Consequently, CHIME wants AHRQ to focus its research on ways to make it easier for providers to use health IT in quality measurement. In addition, the association would like AHRQ to work with other agencies to harmonize quality measurement efforts and standardize specifications for measures used in multiple reporting programs.
The letter points out that "the goal of 100% automation is an extremely long-term vision, given the state of natural language processing and the workflow of providers." Although the RFI doesn't refer to total automation, Jeffery Smith, assistant director for CHIME, told InformationWeek Healthcare that the association was "reading between the lines" of the RFI.
"When you look at the future state of CQMs, there's a belief that someday it can be done 100% automatically, without manual abstraction.
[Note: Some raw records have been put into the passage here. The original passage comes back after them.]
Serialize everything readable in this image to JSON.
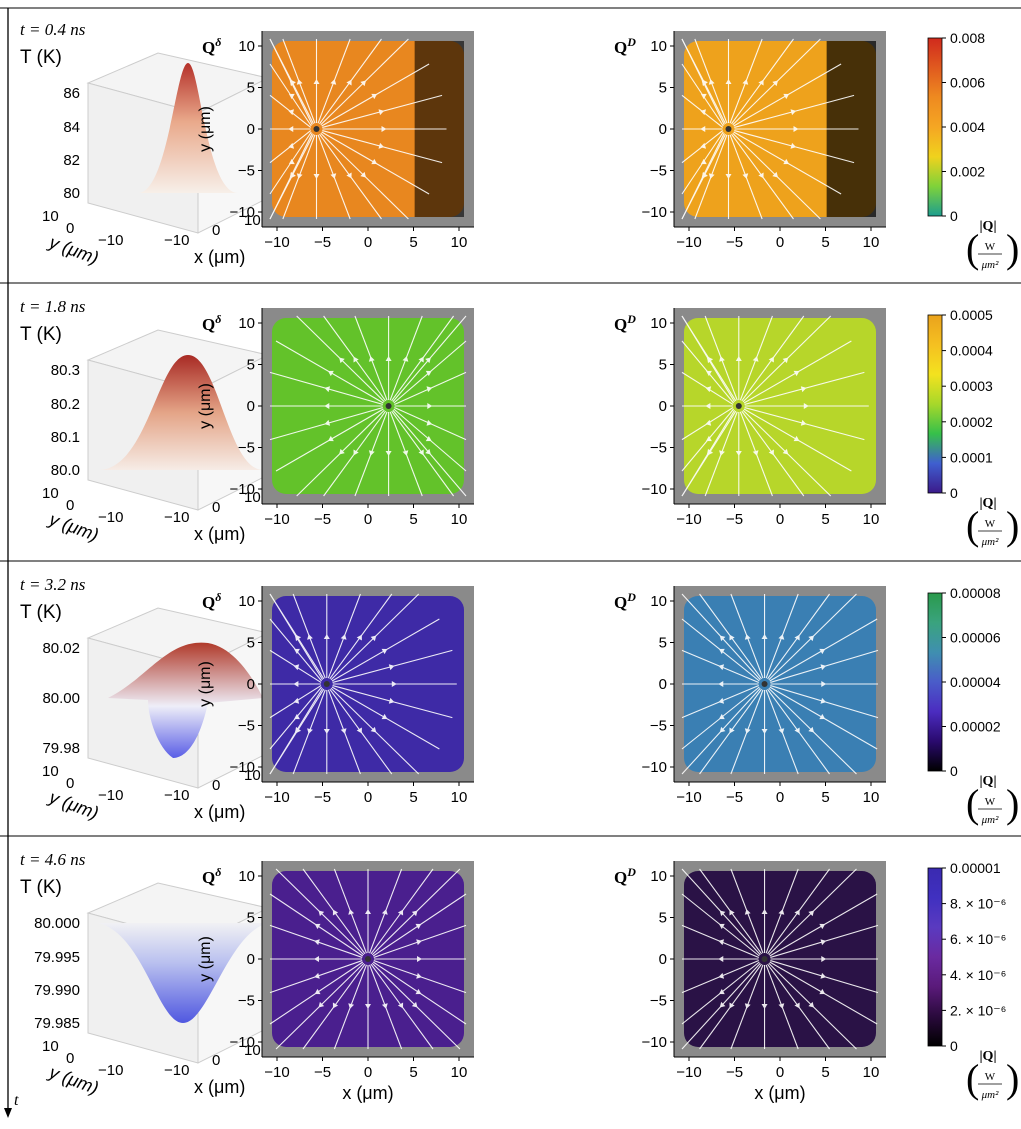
{
  "figure": {
    "time_axis_label": "t",
    "panel_labels": {
      "delta": "Q",
      "delta_sup": "δ",
      "diffusive": "Q",
      "diffusive_sup": "D"
    },
    "surface_axes": {
      "temperature": "T (K)",
      "x": "x (μm)",
      "y": "y (μm)",
      "y_ticks": [
        "10",
        "0",
        "−10"
      ],
      "x_ticks": [
        "−10",
        "0",
        "10"
      ]
    },
    "flux_axes": {
      "x": "x (μm)",
      "y": "y (μm)",
      "ticks": [
        "−10",
        "−5",
        "0",
        "5",
        "10"
      ]
    },
    "colorbar_unit": {
      "label": "|Q|",
      "numerator": "W",
      "denominator": "μm²"
    },
    "rows": [
      {
        "time": "t = 0.4 ns",
        "temperature_ticks": [
          "86",
          "84",
          "82",
          "80"
        ],
        "temperature_ticks_t": [
          1.0,
          0.66,
          0.33,
          0.0
        ],
        "surface_mode": "peak",
        "colorbar_ticks": [
          "0.008",
          "0.006",
          "0.004",
          "0.002",
          "0"
        ],
        "colormap": "hot",
        "fields": {
          "delta": {
            "color": "#e8871f",
            "source_x": -5
          },
          "diffusive": {
            "color": "#eea21c",
            "source_x": -5
          }
        }
      },
      {
        "time": "t = 1.8 ns",
        "temperature_ticks": [
          "80.3",
          "80.2",
          "80.1",
          "80.0"
        ],
        "temperature_ticks_t": [
          1.0,
          0.66,
          0.33,
          0.0
        ],
        "surface_mode": "broad",
        "colorbar_ticks": [
          "0.0005",
          "0.0004",
          "0.0003",
          "0.0002",
          "0.0001",
          "0"
        ],
        "colormap": "rainbow",
        "fields": {
          "delta": {
            "color": "#63c22a",
            "source_x": 2
          },
          "diffusive": {
            "color": "#b7d62a",
            "source_x": -4
          }
        }
      },
      {
        "time": "t = 3.2 ns",
        "temperature_ticks": [
          "80.02",
          "80.00",
          "79.98"
        ],
        "temperature_ticks_t": [
          1.0,
          0.5,
          0.0
        ],
        "surface_mode": "mixed",
        "colorbar_ticks": [
          "0.00008",
          "0.00006",
          "0.00004",
          "0.00002",
          "0"
        ],
        "colormap": "deep",
        "fields": {
          "delta": {
            "color": "#3e2aa6",
            "source_x": -4
          },
          "diffusive": {
            "color": "#3a7fb3",
            "source_x": -1.5
          }
        }
      },
      {
        "time": "t = 4.6 ns",
        "temperature_ticks": [
          "80.000",
          "79.995",
          "79.990",
          "79.985"
        ],
        "temperature_ticks_t": [
          1.0,
          0.66,
          0.33,
          0.0
        ],
        "surface_mode": "dip",
        "colorbar_ticks": [
          "0.00001",
          "8. × 10⁻⁶",
          "6. × 10⁻⁶",
          "4. × 10⁻⁶",
          "2. × 10⁻⁶",
          "0"
        ],
        "colormap": "purple",
        "fields": {
          "delta": {
            "color": "#4a1f8e",
            "source_x": 0
          },
          "diffusive": {
            "color": "#2a1246",
            "source_x": -1.5
          }
        }
      }
    ]
  }
}
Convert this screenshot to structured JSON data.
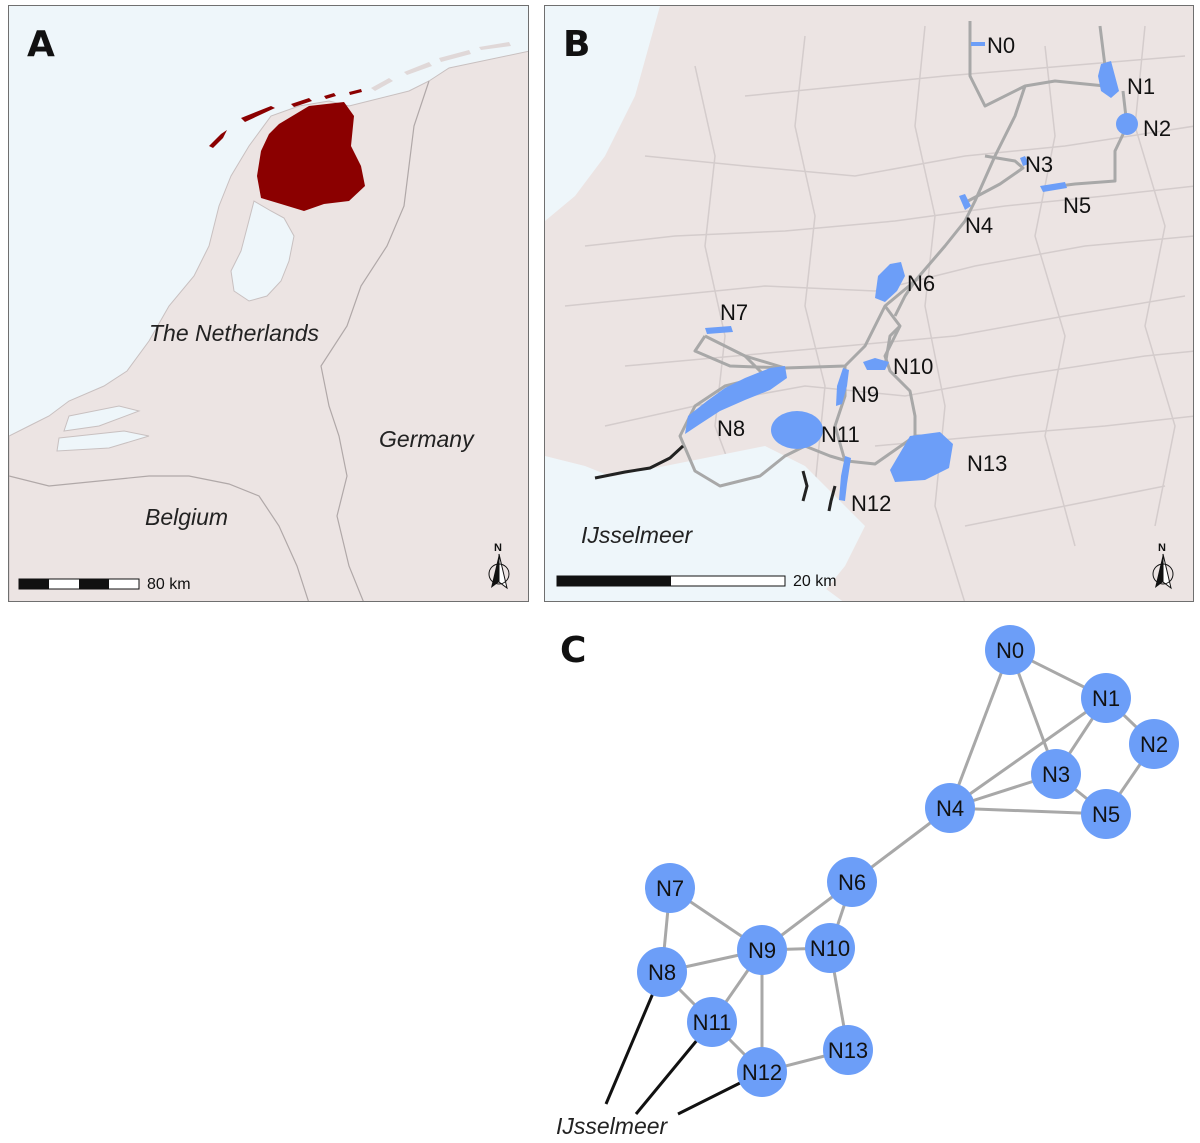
{
  "panel_a": {
    "letter": "A",
    "labels": {
      "netherlands": "The Netherlands",
      "germany": "Germany",
      "belgium": "Belgium"
    },
    "scale_label": "80 km",
    "north": "N",
    "colors": {
      "water": "#eef6fa",
      "land": "#ece4e3",
      "highlight": "#8b0000",
      "border": "#b0a8a8"
    }
  },
  "panel_b": {
    "letter": "B",
    "water_label": "IJsselmeer",
    "scale_label": "20 km",
    "north": "N",
    "nodes": [
      "N0",
      "N1",
      "N2",
      "N3",
      "N4",
      "N5",
      "N6",
      "N7",
      "N8",
      "N9",
      "N10",
      "N11",
      "N12",
      "N13"
    ],
    "colors": {
      "habitat": "#6c9ef8",
      "route": "#a8a8a8",
      "barrier": "#222222",
      "roads": "#d4cccc"
    }
  },
  "panel_c": {
    "letter": "C",
    "external_label": "IJsselmeer",
    "nodes": [
      "N0",
      "N1",
      "N2",
      "N3",
      "N4",
      "N5",
      "N6",
      "N7",
      "N8",
      "N9",
      "N10",
      "N11",
      "N12",
      "N13"
    ],
    "edges": [
      [
        "N0",
        "N1"
      ],
      [
        "N0",
        "N3"
      ],
      [
        "N0",
        "N4"
      ],
      [
        "N1",
        "N2"
      ],
      [
        "N1",
        "N3"
      ],
      [
        "N1",
        "N4"
      ],
      [
        "N2",
        "N5"
      ],
      [
        "N3",
        "N4"
      ],
      [
        "N3",
        "N5"
      ],
      [
        "N4",
        "N5"
      ],
      [
        "N4",
        "N6"
      ],
      [
        "N6",
        "N9"
      ],
      [
        "N6",
        "N10"
      ],
      [
        "N7",
        "N8"
      ],
      [
        "N7",
        "N9"
      ],
      [
        "N8",
        "N9"
      ],
      [
        "N8",
        "N11"
      ],
      [
        "N9",
        "N10"
      ],
      [
        "N9",
        "N11"
      ],
      [
        "N9",
        "N12"
      ],
      [
        "N10",
        "N13"
      ],
      [
        "N11",
        "N12"
      ],
      [
        "N12",
        "N13"
      ]
    ],
    "external_edges": [
      "N8",
      "N11",
      "N12"
    ],
    "colors": {
      "node": "#6c9ef8",
      "edge": "#a8a8a8",
      "external_edge": "#111111"
    }
  }
}
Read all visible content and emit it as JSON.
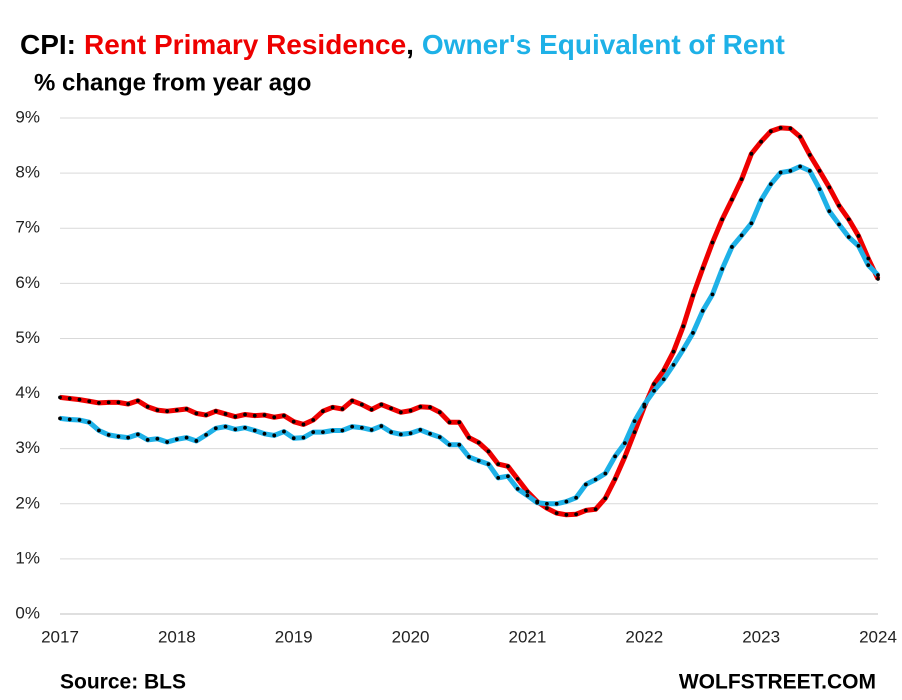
{
  "chart_data": {
    "type": "line",
    "title_prefix": "CPI:",
    "title_separator": ",",
    "subtitle": "% change from year ago",
    "source": "Source: BLS",
    "watermark": "WOLFSTREET.COM",
    "categories": [
      "2017",
      null,
      null,
      null,
      null,
      null,
      null,
      null,
      null,
      null,
      null,
      null,
      "2018",
      null,
      null,
      null,
      null,
      null,
      null,
      null,
      null,
      null,
      null,
      null,
      "2019",
      null,
      null,
      null,
      null,
      null,
      null,
      null,
      null,
      null,
      null,
      null,
      "2020",
      null,
      null,
      null,
      null,
      null,
      null,
      null,
      null,
      null,
      null,
      null,
      "2021",
      null,
      null,
      null,
      null,
      null,
      null,
      null,
      null,
      null,
      null,
      null,
      "2022",
      null,
      null,
      null,
      null,
      null,
      null,
      null,
      null,
      null,
      null,
      null,
      "2023",
      null,
      null,
      null,
      null,
      null,
      null,
      null,
      null,
      null,
      null,
      null,
      "2024"
    ],
    "series": [
      {
        "name": "Rent Primary Residence",
        "color": "#ee0000",
        "values": [
          3.93,
          3.91,
          3.89,
          3.86,
          3.83,
          3.84,
          3.84,
          3.81,
          3.87,
          3.76,
          3.7,
          3.68,
          3.7,
          3.72,
          3.64,
          3.61,
          3.68,
          3.63,
          3.58,
          3.62,
          3.6,
          3.61,
          3.57,
          3.6,
          3.49,
          3.44,
          3.52,
          3.68,
          3.75,
          3.72,
          3.87,
          3.8,
          3.71,
          3.8,
          3.73,
          3.66,
          3.69,
          3.76,
          3.75,
          3.66,
          3.48,
          3.48,
          3.2,
          3.11,
          2.95,
          2.72,
          2.68,
          2.45,
          2.22,
          2.04,
          1.92,
          1.83,
          1.8,
          1.81,
          1.88,
          1.9,
          2.1,
          2.45,
          2.85,
          3.3,
          3.76,
          4.17,
          4.42,
          4.76,
          5.22,
          5.78,
          6.27,
          6.74,
          7.16,
          7.52,
          7.89,
          8.35,
          8.57,
          8.76,
          8.82,
          8.81,
          8.66,
          8.33,
          8.04,
          7.74,
          7.41,
          7.16,
          6.86,
          6.45,
          6.08
        ]
      },
      {
        "name": "Owner's Equivalent of Rent",
        "color": "#1eb1e7",
        "values": [
          3.55,
          3.53,
          3.52,
          3.48,
          3.33,
          3.25,
          3.22,
          3.2,
          3.26,
          3.16,
          3.18,
          3.12,
          3.17,
          3.2,
          3.14,
          3.25,
          3.37,
          3.4,
          3.35,
          3.38,
          3.33,
          3.27,
          3.24,
          3.31,
          3.19,
          3.2,
          3.3,
          3.3,
          3.33,
          3.33,
          3.4,
          3.38,
          3.34,
          3.41,
          3.3,
          3.26,
          3.28,
          3.34,
          3.27,
          3.21,
          3.07,
          3.07,
          2.85,
          2.78,
          2.72,
          2.47,
          2.5,
          2.27,
          2.15,
          2.02,
          2.0,
          2.0,
          2.04,
          2.11,
          2.35,
          2.44,
          2.55,
          2.86,
          3.1,
          3.5,
          3.8,
          4.05,
          4.26,
          4.52,
          4.8,
          5.1,
          5.5,
          5.8,
          6.26,
          6.66,
          6.87,
          7.09,
          7.51,
          7.8,
          8.01,
          8.04,
          8.12,
          8.04,
          7.71,
          7.31,
          7.07,
          6.84,
          6.68,
          6.33,
          6.15
        ]
      }
    ],
    "ylim": [
      0,
      9
    ],
    "yticks": [
      {
        "value": 0,
        "label": "0%"
      },
      {
        "value": 1,
        "label": "1%"
      },
      {
        "value": 2,
        "label": "2%"
      },
      {
        "value": 3,
        "label": "3%"
      },
      {
        "value": 4,
        "label": "4%"
      },
      {
        "value": 5,
        "label": "5%"
      },
      {
        "value": 6,
        "label": "6%"
      },
      {
        "value": 7,
        "label": "7%"
      },
      {
        "value": 8,
        "label": "8%"
      },
      {
        "value": 9,
        "label": "9%"
      }
    ],
    "grid": true,
    "marker_color": "#000000"
  }
}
But there's a long way to go from here to there."
Besides the problems in generating the necessary data for CQMs, some electronic health records (EHRs) do not include the capability to generate all of the CQMs providers can choose among to meet the MU stage 1 requirements, noted Smith in an interview with iHealthBeat. In his view, this happened because of the brief amount of time allotted to reprogram EHRs between the date when the final rule was issued and the beginning of stage 1. Also, he noted, vendors didn't want to rewrite software for CQMs they didn't think their customers would use.
The MU stage 1 rule did include e-specifications for the CQMs--although a spokeswoman for the EHR Association told iHealthBeat that those contained many inaccuracies. The final rule for MU stage 2 does not include e-specs, which means vendors are still waiting to begin rewriting their software for that stage, which begins in 2014. According to Smith, officials of the Centers for Medicare and Medicaid Services (CMS) were expected to discuss the topic with vendor executives this week.
The EHR companies say they need at least 18 months to imbed CQMs into their software. While there's less time than that before Jan. 1, 2014, the MU stage 2 rule allows a 90-day reporting period for attestation, rather than the full calendar year that had been anticipated. So even if EHRs don't include all of the specified CQMs until mid 2014, providers will still have time to use them for quality reporting.
AHRQ has no regulatory authority to force EHR vendors to improve the consistency and accuracy of the quality data their products produce, Smith noted in the InformationWeek Healthcare interview. But its findings, based on the RFI and other research, can "inform" the rulemaking of other agencies, he said. Also, AHRQ is forming a group of stakeholders to look at electronic quality reporting and plans to issue a report next summer.
"We're hoping the AHRQ research will come up with a roadmap for harmonization [of CQMs]," he said.
Meanwhile, AHRQ has extended the comment period for replying to its RFI to Sept. 21.